Arroyo Seco inunda Zapopan
Fotografía: Celia Niño
Guadalajara, Jalisco.

La tormenta del sábado provocó que el Arroyo Seco, en Zapopan, se desbordara. Eso, aunado al colapso de la represa del Bosque La Primavera, ocurrida a mediados de la pasada semana, ocasionó que los daños por inundaciones se extendieran a más de 310 viviendas en más de 10 colonias del Poniente de la ciudad y se diera la declaratoria de zona de emergencia.

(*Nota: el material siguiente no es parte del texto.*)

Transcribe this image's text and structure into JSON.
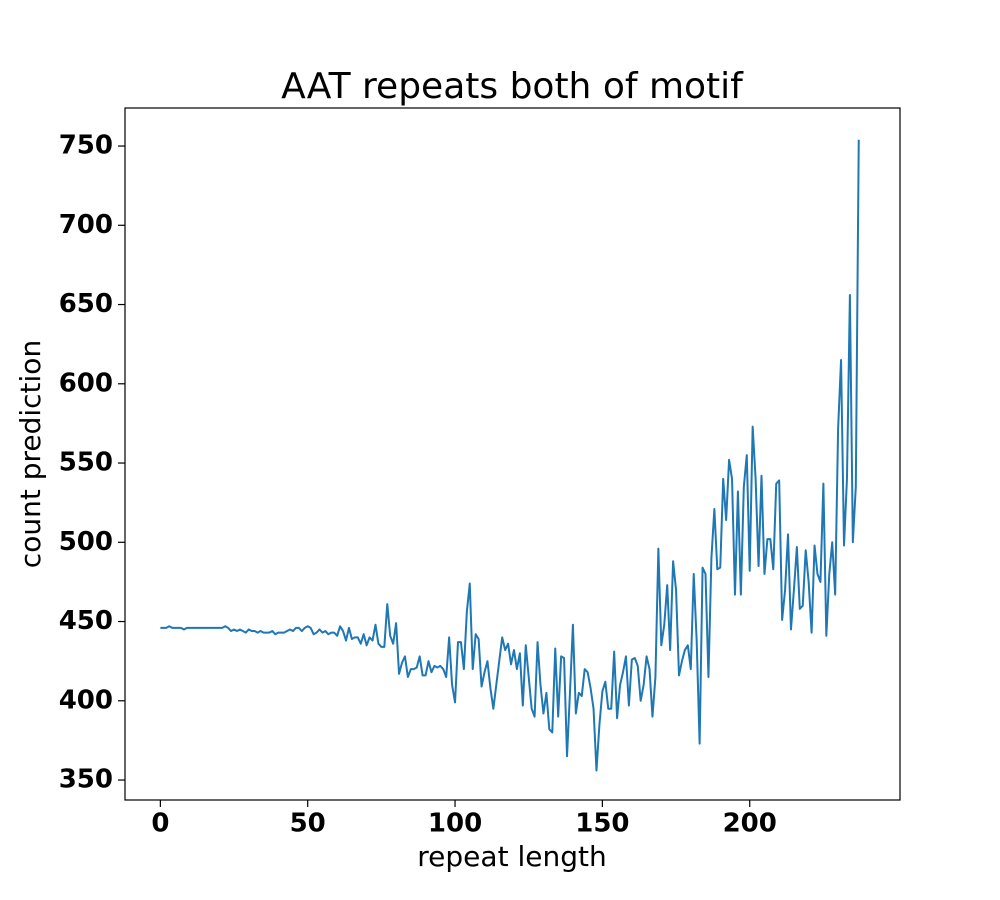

Paulina, quien recientemente llegó a vivir a la Colonia Miramar, detalló que su calle fue la más afectada de esa zona porque el agua subió por encima del metro de altura, con todo y una espesa y pesada franja de lodo y basura que fue arrastrada con la corriente, la cual llegó de modo intempestivo.

“Cuando yo me asomé, el agua venía en el árbol verde y salí corriendo, y en cuanto abrí el portón alcanzaron a correr ellas dos, ellos, y mis gemelos, el que se me andaba ahogando era un niño de 8 años y una niña de 6 años. Se me andaban ahogando. Entonces, me regresé como pude, volví a abrir el portón y aventé la puerta de mi cuarto, pero ya estaba inundado, la niña y el niño estaban arriba de la cama y fue pues que agarré como pude”.

“El niño lo traía acá, la niña acá y, como pude, pues yo les decía a ellas que corrieran y le dejaran nomás que se llevaran a los niños, pero mi hija Alejandra me dijo: ‘No mamá, no te vamos a dejar, cómo crees’. Se regresó y, como pudo, mi hija me ayudó”

Los vecinos afectados en la Colonia Miramar dicen que, aunque todos los años sus calles se inundan, el agua nunca pasa del nivel de las banquetas y hacía al menos unos cinco años que el Arroyo Seco no se desbordaba, pero esta vez la tormenta los tomó por sorpresa. Cuentan que en la zona no llovió tan fuerte y, sin embargo, la corriente llegó con mucha fuerza.

“Parecía un volcán que había, pura lava se veía, como lava. Y se vino y se vino, ya cuando quisimos ya lo teníamos aquí encima; no alcanzamos a librar cosas de acá abajo y luego-luego nos subimos arriba y ya. Aquí se inundó todo, los refrigeradores, lavadora y estufa y ya todo ahí agarró”, dijo Salvador Fermín.

El cauce del Arroyo Seco que se colapsó, además, fue obstruido por una camioneta que arrastró la corriente y que quedó atorada en el puente peatonal. A más de 24 horas del siniestro, los trozos de concreto que fueron arrastrados de las casas cercanas aún son visibles.

Los trabajos de limpieza y desazolve, el censo de víctimas y afectaciones, así como la restauración del espacio público, continúan y han sido apoyados por elementos de varias de dependencias de los tres niveles de Gobierno, desplegados en colonias como Miramar, Colinas de la Primavera, Arenales Tapatíos y Villas de La Primavera.